Department of Orthopedics, Second Hospital of Jilin University, Changchun, China.
Department of Endocrinology, Baoji City Hospital of Traditional Chinese Medicine, Baoji, China.
Front Public Health. 2021 Dec 22;9:818439. doi: 10.3389/fpubh.2021.818439. eCollection 2021.
This study aimed to develop and validate a nomogram for predicting mortality in patients with thoracic fractures without neurological compromise and hospitalized in the intensive care unit. A total of 298 patients from the Medical Information Mart for Intensive Care III (MIMIC-III) database were included in the study, and 35 clinical indicators were collected within 24 h of patient admission. Risk factors were identified using the least absolute shrinkage and selection operator (LASSO) regression. A multivariate logistic regression model was established, and a nomogram was constructed. Internal validation was performed by the 1,000 bootstrap samples; a receiver operating curve (ROC) was plotted, and the area under the curve (AUC), sensitivity, and specificity were calculated. In addition, the calibration of our model was evaluated by the calibration curve and Hosmer-Lemeshow goodness-of-fit test (HL test). A decision curve analysis (DCA) was performed, and the nomogram was compared with scoring systems commonly used during clinical practice to assess the net clinical benefit. Indicators included in the nomogram were age, OASIS score, SAPS II score, respiratory rate, partial thromboplastin time (PTT), cardiac arrhythmias, and fluid-electrolyte disorders.

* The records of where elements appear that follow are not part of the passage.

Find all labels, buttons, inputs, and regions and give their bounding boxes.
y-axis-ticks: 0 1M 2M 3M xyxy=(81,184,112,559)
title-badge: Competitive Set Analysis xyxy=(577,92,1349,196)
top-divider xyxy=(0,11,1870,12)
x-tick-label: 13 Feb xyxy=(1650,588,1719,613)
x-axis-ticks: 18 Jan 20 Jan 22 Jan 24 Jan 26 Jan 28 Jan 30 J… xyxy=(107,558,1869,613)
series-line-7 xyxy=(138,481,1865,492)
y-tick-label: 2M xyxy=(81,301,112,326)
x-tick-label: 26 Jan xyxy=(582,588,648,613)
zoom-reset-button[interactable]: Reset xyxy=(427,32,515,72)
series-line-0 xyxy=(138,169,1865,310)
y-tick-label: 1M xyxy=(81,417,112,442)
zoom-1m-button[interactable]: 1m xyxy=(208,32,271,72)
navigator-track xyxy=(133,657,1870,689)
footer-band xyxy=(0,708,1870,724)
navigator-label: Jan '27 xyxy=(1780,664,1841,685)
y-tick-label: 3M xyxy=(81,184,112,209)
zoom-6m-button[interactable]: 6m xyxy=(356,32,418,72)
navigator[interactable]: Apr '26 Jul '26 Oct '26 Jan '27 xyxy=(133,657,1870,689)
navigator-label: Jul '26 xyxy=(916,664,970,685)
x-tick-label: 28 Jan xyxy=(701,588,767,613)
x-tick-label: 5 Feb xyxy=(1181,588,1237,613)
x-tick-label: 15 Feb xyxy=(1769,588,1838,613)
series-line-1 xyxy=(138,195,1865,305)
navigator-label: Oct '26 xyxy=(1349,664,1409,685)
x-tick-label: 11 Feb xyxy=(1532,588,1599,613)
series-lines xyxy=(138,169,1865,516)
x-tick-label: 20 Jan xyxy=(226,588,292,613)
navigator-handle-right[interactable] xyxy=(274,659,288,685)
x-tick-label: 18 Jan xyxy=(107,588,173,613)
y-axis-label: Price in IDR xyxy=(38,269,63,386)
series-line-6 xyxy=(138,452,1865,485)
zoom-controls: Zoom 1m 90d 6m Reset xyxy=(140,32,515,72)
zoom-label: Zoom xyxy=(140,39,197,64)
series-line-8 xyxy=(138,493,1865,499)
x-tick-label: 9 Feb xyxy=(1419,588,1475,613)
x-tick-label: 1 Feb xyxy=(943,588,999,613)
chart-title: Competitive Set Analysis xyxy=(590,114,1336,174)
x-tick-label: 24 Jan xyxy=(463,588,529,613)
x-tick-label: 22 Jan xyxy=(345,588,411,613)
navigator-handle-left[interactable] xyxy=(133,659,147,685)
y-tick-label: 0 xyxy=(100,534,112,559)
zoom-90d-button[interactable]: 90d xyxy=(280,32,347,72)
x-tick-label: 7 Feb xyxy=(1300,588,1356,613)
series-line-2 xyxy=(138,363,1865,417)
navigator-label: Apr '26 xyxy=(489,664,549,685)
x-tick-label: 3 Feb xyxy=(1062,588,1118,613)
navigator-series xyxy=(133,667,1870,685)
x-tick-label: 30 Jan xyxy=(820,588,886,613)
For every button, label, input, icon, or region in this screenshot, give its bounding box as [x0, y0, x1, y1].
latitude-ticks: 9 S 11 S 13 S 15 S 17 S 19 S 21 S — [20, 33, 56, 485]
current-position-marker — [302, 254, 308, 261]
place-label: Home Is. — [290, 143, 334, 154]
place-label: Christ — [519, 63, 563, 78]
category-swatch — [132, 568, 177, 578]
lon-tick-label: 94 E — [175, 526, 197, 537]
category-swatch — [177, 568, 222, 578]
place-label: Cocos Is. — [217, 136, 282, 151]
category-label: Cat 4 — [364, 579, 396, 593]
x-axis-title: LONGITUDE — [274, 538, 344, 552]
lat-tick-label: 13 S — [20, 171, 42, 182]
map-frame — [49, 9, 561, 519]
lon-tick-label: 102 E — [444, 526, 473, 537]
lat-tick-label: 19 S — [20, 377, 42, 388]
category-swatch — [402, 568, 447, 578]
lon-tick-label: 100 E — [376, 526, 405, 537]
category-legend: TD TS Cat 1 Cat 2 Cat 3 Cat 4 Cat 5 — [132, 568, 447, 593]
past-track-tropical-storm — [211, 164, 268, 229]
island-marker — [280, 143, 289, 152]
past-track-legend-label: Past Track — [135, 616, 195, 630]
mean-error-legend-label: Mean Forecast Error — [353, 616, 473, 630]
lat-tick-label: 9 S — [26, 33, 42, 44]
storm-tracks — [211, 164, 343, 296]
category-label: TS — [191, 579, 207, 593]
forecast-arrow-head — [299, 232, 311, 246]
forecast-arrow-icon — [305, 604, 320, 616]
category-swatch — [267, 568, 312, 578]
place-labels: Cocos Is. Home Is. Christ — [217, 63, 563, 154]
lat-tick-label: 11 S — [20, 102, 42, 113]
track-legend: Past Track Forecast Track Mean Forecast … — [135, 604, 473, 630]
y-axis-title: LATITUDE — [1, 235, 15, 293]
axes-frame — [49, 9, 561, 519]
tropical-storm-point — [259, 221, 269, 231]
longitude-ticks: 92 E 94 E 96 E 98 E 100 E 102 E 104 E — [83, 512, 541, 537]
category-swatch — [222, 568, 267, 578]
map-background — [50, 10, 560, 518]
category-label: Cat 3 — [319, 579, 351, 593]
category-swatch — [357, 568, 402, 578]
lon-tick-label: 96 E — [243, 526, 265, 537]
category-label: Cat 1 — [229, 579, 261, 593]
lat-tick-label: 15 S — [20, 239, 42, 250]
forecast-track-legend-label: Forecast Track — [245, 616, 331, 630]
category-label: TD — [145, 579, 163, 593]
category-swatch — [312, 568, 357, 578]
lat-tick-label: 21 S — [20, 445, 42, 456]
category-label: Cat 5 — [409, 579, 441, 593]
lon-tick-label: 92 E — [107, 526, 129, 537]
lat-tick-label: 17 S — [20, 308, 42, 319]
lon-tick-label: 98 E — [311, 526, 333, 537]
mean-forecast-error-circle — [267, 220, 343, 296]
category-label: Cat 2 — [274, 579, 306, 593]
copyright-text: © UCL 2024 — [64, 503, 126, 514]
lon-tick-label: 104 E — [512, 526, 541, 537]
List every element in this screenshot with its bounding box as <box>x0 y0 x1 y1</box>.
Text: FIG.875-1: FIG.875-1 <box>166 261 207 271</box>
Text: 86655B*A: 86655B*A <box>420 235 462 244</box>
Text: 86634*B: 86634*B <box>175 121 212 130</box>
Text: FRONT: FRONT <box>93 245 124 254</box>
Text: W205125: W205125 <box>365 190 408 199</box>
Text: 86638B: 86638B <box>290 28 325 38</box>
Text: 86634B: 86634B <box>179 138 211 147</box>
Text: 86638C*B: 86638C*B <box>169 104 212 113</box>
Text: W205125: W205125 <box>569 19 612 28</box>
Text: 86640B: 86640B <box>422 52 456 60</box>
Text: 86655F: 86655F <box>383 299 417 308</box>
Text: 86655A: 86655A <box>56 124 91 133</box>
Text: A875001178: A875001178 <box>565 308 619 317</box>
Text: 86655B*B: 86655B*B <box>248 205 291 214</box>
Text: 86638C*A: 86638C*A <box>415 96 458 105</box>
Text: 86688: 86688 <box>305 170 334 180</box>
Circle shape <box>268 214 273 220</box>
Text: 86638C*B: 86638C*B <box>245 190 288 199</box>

The results showed that our model yielded satisfied diagnostic performance with an AUC value of 0.902 and 0.883 using the training set and on internal validation. The calibration curve and the Hosmer-Lemeshow goodness-of-fit (HL). The HL tests exhibited satisfactory concordance between predicted and actual outcomes ( = 0.648). The DCA showed a superior net clinical benefit of our model over previously reported scoring systems. In summary, we explored the incidence of mortality during the ICU stay of thoracic fracture patients without neurological compromise and developed a prediction model that facilitates clinical decision making. However, external validation will be needed in the future.
本研究旨在开发和验证一种针对无神经损伤且住院于重症监护病房的胸骨折患者的死亡率预测列线图。研究共纳入了来自医疗信息监测重症监护 III 期(MIMIC-III)数据库的 298 名患者,并在患者入院后 24 小时内收集了 35 项临床指标。使用最小绝对值收缩和选择算子(LASSO)回归确定了风险因素。建立了多变量逻辑回归模型,并构建了列线图。通过 1000 次 bootstrap 样本进行内部验证;绘制了接收者操作曲线(ROC),并计算了曲线下面积(AUC)、灵敏度和特异性。此外,通过校准曲线和 Hosmer-Lemeshow 拟合优度检验(HL 检验)评估了我们模型的校准。进行了决策曲线分析(DCA),并将列线图与临床实践中常用的评分系统进行比较,以评估净临床获益。纳入列线图的指标包括年龄、OASIS 评分、SAPS II 评分、呼吸频率、部分凝血活酶时间(PTT)、心律失常和液体电解质紊乱。结果表明,我们的模型在训练集和内部验证中具有满意的诊断性能,AUC 值分别为 0.902 和 0.883。校准曲线和 Hosmer-Lemeshow 拟合优度(HL)检验显示预测结果与实际结果之间具有良好的一致性( = 0.648)。DCA 表明我们的模型在净临床获益方面优于先前报道的评分系统。总之,我们探讨了无神经损伤且住院于重症监护病房的胸骨折患者在 ICU 期间的死亡率,并开发了一种预测模型,有助于临床决策。然而,未来还需要进行外部验证。